Die Wertschätzung für die Heimat der Geflüchteten soll am Ende zu einer Offenheit gegenüber der neuen Sprache führen. Das Deutsch lernen soll auch weiterhin Spaß machen. „Die Trennung zwischen dem sachlichen Unterricht und dem emotionalen Umgang mit Sprache innerhalb einer Familie ist nicht förderlich“, erklärt Stockberger.

Damit dass einwöchige Projekt auch langfristig Früchte trägt, wollen Bartholomeyczik und Stockburger ein Heft erarbeiten, in dem Texte, Bilder, Lieder und Sprüche festgehalten sind, die während des Projektes eingeübt wurden. „Anschließend können die Frauen damit eigenständig das ein oder andere neue Wort dazulernen“, sagt Ulrike Stockburger.

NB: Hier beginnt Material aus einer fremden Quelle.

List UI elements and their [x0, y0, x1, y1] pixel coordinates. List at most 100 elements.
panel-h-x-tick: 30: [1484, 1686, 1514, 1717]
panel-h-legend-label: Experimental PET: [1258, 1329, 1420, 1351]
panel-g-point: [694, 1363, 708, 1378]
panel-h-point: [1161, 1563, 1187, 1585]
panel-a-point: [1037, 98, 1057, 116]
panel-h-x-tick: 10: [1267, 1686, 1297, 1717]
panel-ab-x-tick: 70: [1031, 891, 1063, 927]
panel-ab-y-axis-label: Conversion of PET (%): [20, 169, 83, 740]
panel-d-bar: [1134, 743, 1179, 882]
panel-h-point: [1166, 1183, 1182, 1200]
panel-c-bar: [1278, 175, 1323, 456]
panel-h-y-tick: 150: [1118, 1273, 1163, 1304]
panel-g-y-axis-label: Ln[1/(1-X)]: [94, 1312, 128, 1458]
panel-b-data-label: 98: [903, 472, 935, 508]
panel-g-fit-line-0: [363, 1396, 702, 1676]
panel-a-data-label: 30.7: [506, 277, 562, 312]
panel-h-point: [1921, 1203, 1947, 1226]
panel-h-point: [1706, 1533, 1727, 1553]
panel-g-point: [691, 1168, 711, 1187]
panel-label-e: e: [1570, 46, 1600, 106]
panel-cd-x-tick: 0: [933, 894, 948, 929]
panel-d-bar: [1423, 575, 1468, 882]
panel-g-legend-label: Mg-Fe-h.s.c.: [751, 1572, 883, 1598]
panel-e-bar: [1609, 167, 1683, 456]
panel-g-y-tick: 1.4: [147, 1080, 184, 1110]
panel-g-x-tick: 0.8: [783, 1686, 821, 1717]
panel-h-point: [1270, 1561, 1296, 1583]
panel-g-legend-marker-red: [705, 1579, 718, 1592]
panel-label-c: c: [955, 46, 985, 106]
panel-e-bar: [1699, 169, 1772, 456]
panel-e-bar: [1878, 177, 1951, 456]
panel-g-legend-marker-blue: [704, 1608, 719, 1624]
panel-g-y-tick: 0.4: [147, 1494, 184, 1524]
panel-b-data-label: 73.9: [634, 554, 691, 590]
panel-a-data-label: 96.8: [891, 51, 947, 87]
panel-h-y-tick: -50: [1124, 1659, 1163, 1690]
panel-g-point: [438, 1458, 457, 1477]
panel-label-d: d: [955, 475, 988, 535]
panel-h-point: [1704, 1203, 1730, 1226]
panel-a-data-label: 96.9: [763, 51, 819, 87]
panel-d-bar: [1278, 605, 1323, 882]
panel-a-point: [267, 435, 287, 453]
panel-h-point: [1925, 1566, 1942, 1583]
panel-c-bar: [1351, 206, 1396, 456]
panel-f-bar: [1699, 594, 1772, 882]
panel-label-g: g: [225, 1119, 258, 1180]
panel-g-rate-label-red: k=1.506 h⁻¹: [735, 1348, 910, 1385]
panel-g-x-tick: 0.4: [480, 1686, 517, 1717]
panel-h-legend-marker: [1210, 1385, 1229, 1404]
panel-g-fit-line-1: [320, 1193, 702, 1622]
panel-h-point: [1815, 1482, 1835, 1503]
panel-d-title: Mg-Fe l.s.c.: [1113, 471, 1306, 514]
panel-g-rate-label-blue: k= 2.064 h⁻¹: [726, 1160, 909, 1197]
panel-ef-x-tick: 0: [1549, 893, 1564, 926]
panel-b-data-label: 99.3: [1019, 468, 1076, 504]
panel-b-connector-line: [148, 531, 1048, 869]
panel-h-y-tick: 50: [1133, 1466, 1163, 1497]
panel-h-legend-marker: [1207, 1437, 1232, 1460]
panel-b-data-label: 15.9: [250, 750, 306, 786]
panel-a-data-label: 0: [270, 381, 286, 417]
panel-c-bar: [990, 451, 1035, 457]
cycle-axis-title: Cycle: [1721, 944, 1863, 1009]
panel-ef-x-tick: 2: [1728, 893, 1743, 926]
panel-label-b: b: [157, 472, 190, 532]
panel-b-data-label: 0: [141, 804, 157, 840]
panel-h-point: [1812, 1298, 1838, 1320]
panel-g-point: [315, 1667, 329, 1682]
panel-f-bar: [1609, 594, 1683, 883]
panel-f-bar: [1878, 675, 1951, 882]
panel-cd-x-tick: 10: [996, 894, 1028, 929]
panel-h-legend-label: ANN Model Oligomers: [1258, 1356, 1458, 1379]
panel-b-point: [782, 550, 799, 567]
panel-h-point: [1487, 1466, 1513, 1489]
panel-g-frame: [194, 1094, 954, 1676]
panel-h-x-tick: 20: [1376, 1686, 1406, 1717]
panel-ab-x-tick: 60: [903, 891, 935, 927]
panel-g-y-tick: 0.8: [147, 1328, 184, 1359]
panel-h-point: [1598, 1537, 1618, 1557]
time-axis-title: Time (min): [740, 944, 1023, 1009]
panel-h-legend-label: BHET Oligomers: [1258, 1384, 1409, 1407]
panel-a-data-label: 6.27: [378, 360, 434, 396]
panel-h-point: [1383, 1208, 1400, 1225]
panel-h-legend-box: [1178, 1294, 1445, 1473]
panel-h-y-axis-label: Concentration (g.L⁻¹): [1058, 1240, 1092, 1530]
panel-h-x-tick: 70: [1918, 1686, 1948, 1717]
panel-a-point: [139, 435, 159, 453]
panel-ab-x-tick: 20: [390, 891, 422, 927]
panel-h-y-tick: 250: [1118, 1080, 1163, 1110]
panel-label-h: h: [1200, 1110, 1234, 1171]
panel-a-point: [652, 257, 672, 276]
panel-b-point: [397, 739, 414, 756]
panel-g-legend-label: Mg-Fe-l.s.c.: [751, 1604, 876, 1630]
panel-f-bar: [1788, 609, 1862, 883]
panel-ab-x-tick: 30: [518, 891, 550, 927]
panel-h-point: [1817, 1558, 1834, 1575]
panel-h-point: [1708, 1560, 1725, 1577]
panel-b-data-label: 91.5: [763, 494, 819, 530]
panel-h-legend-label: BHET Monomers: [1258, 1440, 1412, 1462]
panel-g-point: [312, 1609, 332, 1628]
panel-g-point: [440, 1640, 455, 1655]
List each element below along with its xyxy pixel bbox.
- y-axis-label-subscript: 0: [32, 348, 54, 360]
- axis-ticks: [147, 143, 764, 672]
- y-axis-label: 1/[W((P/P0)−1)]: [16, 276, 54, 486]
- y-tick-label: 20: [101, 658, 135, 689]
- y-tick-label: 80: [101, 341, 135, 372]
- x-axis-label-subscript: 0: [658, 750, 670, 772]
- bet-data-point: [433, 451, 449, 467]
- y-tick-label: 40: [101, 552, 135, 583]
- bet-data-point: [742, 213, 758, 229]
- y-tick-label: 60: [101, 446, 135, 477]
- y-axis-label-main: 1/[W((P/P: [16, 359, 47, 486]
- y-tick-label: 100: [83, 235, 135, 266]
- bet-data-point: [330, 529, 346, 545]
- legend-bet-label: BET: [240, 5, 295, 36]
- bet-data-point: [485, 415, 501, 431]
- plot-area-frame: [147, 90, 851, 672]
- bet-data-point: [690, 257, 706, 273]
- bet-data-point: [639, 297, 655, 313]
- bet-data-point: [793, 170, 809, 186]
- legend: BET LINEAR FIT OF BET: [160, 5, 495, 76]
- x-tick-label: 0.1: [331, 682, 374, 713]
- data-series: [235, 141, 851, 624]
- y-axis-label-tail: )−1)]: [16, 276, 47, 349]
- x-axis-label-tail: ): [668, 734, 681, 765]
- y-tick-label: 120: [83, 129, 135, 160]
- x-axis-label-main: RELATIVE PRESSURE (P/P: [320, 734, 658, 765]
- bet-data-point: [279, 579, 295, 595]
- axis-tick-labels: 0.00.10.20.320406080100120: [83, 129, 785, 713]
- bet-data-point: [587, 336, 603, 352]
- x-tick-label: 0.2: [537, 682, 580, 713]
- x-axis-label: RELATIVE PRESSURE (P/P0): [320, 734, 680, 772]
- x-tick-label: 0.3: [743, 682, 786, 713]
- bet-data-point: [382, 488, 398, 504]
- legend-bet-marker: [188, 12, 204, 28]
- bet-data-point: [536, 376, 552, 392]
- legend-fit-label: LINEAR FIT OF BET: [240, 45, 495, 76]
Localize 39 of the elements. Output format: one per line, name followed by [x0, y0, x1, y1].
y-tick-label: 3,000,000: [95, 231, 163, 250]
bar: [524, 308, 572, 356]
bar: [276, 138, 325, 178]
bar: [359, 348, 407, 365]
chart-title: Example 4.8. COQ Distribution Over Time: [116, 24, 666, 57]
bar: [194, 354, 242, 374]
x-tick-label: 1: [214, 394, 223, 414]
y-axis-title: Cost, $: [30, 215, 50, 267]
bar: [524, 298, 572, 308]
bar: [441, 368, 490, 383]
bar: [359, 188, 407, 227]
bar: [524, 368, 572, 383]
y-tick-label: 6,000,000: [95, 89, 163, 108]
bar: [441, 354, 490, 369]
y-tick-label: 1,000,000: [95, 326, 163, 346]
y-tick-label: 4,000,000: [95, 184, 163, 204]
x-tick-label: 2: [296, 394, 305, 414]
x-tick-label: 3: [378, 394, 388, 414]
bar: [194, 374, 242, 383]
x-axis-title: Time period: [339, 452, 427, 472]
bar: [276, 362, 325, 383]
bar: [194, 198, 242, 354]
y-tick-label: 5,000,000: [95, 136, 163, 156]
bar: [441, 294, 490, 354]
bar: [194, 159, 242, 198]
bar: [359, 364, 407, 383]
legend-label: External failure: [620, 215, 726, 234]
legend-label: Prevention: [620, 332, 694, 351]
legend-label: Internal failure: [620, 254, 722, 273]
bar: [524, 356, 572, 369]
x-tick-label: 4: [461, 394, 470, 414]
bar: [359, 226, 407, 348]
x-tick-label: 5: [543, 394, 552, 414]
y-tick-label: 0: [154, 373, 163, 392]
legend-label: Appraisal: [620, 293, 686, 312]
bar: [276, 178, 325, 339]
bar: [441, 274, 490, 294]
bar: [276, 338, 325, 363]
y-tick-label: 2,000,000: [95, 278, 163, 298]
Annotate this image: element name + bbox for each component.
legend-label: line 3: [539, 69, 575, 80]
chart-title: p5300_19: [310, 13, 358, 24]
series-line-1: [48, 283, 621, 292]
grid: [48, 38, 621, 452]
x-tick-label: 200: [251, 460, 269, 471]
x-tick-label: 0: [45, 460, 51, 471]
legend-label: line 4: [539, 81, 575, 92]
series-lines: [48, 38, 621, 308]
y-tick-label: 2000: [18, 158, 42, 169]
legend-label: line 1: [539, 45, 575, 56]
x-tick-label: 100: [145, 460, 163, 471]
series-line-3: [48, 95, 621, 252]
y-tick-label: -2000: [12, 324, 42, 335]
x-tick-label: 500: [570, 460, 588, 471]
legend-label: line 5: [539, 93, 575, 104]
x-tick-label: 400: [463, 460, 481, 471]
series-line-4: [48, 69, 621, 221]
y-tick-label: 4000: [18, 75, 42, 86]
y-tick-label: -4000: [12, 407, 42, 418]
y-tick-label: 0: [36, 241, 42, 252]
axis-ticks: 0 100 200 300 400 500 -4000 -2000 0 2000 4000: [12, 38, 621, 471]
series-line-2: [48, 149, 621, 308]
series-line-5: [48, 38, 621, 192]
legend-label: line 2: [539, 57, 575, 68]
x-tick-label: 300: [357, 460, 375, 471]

Das Familienzentrum will Eltern, die ihre Kinder selbst betreuen müssen, weiterhin unterstützen. Immer dienstags und donnerstags ab 9 Uhr findet der „Bunten Morgen“statt. Zwei Stunden lang können Eltern dort Deutsch lernen und sich beraten lassen, während ihre Kinder in der Einrichtung betreut werden.